## Study and development of fault tolerant operating systems on FPGA for aerospace applications

Summary

## Candidate:

Salvatore Gabriele La Greca

## Supervisors:

Prof. Luca Sterpone Ing. Daniele Rizzieri Ph.D Sarah Azimi

July 2022

In the last few years, the number of missions devoted to universe exploration has increased. Predictions show that the amount of missions in the current decade is expected to be almost three times the amount of missions in the previous one, without considering low-cost and low-weight missions, like the ones including CubeSats. Therefore, the total quantity of electronic devices and the job complexity assigned to them is increasing as well.

Electronic devices must be tailored to work reliably, whatever the purpose of a spacecraft, from the smallest one to a complete rover exploring another planet. Particularly, this concept holds in a complex environment like space, where there are many disturbances such as diverse temperature variations or radiations. The latter is one of the most common causes of failure in spacecrafts and the greatest enemy of electronic components. Thus, a system needs to be as dependable as possible. The dependability of a system is mainly affected by aspects like reliability, availability and safety, especially for space applications.

Nowadays, FPGAs are increasingly being used in aerospace applications due to their flexibility: this is a key aspect of the success of missions because of their high costs, high duration and high complexity. As an example, the Mars Perseverance Rover is almost based on FPGAs. As an example, in the rover's architecture, an FPGA can be found in the automatic entry unit. This unit is responsible for the automatic entry, descent and landing on Mars. Once the rover is landed, it would be useless and would become dead hardware. However, it is based on FPGA hardware so it has been reprogrammed by NASA engineers from Earth to handle computer vision tasks.

Consequently, this thesis aims to study and develop some techniques to mitigate errors induced in soft-cores by "Single Event Upset" faults, which are very common, especially in FPGAs. This area of interest is particularly crucial because complex software, like operating systems, running on top of this hardware, that may be faulty, can create uncoverable and dangerous situations.

Before going deep into the argument, the thesis starts by explaining what an FPGA is, its differences from ASICs and the reason why the space industry is moving towards this technology.

Furthermore, Chapter 2 introduces some concepts about radiations on electronic devices, how are they classified and what effects they can cause on a system. In addition to that, Chapter 3 introduces, with a great level of detail, all the tools and techniques used. The main purpose behind this chapter is to give to the reader a deeper knowledge of the arguments treated in this thesis work and to be able to recreate the proposed solution in the future, in almost a straightforward way.

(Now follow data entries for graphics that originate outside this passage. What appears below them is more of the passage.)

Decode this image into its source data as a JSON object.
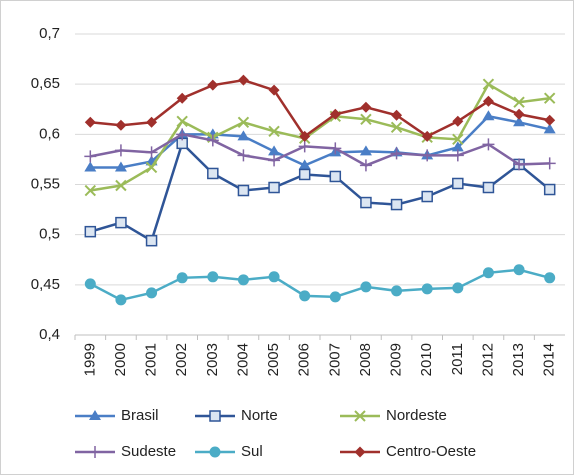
{
  "chart_data": {
    "type": "line",
    "categories": [
      "1999",
      "2000",
      "2001",
      "2002",
      "2003",
      "2004",
      "2005",
      "2006",
      "2007",
      "2008",
      "2009",
      "2010",
      "2011",
      "2012",
      "2013",
      "2014"
    ],
    "ylim": [
      0.4,
      0.7
    ],
    "yticks": [
      {
        "value": 0.4,
        "label": "0,4"
      },
      {
        "value": 0.45,
        "label": "0,45"
      },
      {
        "value": 0.5,
        "label": "0,5"
      },
      {
        "value": 0.55,
        "label": "0,55"
      },
      {
        "value": 0.6,
        "label": "0,6"
      },
      {
        "value": 0.65,
        "label": "0,65"
      },
      {
        "value": 0.7,
        "label": "0,7"
      }
    ],
    "grid": true,
    "legend": "bottom",
    "series": [
      {
        "name": "Brasil",
        "color": "#4a7ec6",
        "marker": "triangle",
        "values": [
          0.567,
          0.567,
          0.573,
          0.6,
          0.6,
          0.598,
          0.583,
          0.569,
          0.582,
          0.583,
          0.582,
          0.579,
          0.587,
          0.618,
          0.612,
          0.605
        ]
      },
      {
        "name": "Norte",
        "color": "#2f5597",
        "marker": "square",
        "values": [
          0.503,
          0.512,
          0.494,
          0.591,
          0.561,
          0.544,
          0.547,
          0.56,
          0.558,
          0.532,
          0.53,
          0.538,
          0.551,
          0.547,
          0.57,
          0.545
        ]
      },
      {
        "name": "Nordeste",
        "color": "#9bbb59",
        "marker": "cross",
        "values": [
          0.544,
          0.549,
          0.567,
          0.613,
          0.597,
          0.612,
          0.603,
          0.596,
          0.618,
          0.615,
          0.607,
          0.597,
          0.595,
          0.65,
          0.632,
          0.636
        ]
      },
      {
        "name": "Sudeste",
        "color": "#8064a2",
        "marker": "plus",
        "values": [
          0.578,
          0.584,
          0.582,
          0.6,
          0.594,
          0.579,
          0.574,
          0.588,
          0.586,
          0.569,
          0.581,
          0.579,
          0.579,
          0.59,
          0.57,
          0.571
        ]
      },
      {
        "name": "Sul",
        "color": "#4bacc6",
        "marker": "circle",
        "values": [
          0.451,
          0.435,
          0.442,
          0.457,
          0.458,
          0.455,
          0.458,
          0.439,
          0.438,
          0.448,
          0.444,
          0.446,
          0.447,
          0.462,
          0.465,
          0.457
        ]
      },
      {
        "name": "Centro-Oeste",
        "color": "#a0302c",
        "marker": "diamond",
        "values": [
          0.612,
          0.609,
          0.612,
          0.636,
          0.649,
          0.654,
          0.644,
          0.598,
          0.62,
          0.627,
          0.619,
          0.598,
          0.613,
          0.633,
          0.62,
          0.614
        ]
      }
    ]
  }
}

After that, the reader should be capable of understanding all the concepts that are mentioned in the main chapter of this thesis. Indeed, Chapter 4 analyzes different solutions that have been taken into consideration. The advantages and disadvantages of each solution are also discussed. Without entering into many details, the proposed solution aims to detect faults caused by SEUs in the Xilinx Microblaze CPU by using a custom peripheral. The custom peripheral has been developed in order to be fault-tolerant itself thanks to a Triple Module Redundancy design.

Finally, when a fault is detected, a partial reconfiguration of the FPGA is triggered. This action consists of a partial scrubbing of the configuration memory of the FGPA, in the area where the MicroBlaze physically is. This is achieved by the usage of a partial bitstream, to restore the original behavior. The partial reconfiguration allows for achieving a faster downtime, and consequently a higher availability of the system. This process is entirely managed by the DFX (Dynamic Function Exchange) Controller IP, offered by Xilinx. The DFX Controller loads the configuration file from the memory and sends it to the configuration port of the FPGA.

Moreover, a custom workflow has been developed to allow partial reconfiguration of a MicroBlaze in an older version of Vivado. Additionally, a custom script has been developed based on this workflow, thus providing designers and developers an easy and most automatized way to convert an existing Xilinx design into a design that supports the partial reconfiguration of the Microblaze.

To conclude, Chapter 5 and Chapter 6 are devoted to the analysis of the results coming from this work and the analysis of the possible implications, applications and future work that can be done addressing further research interests.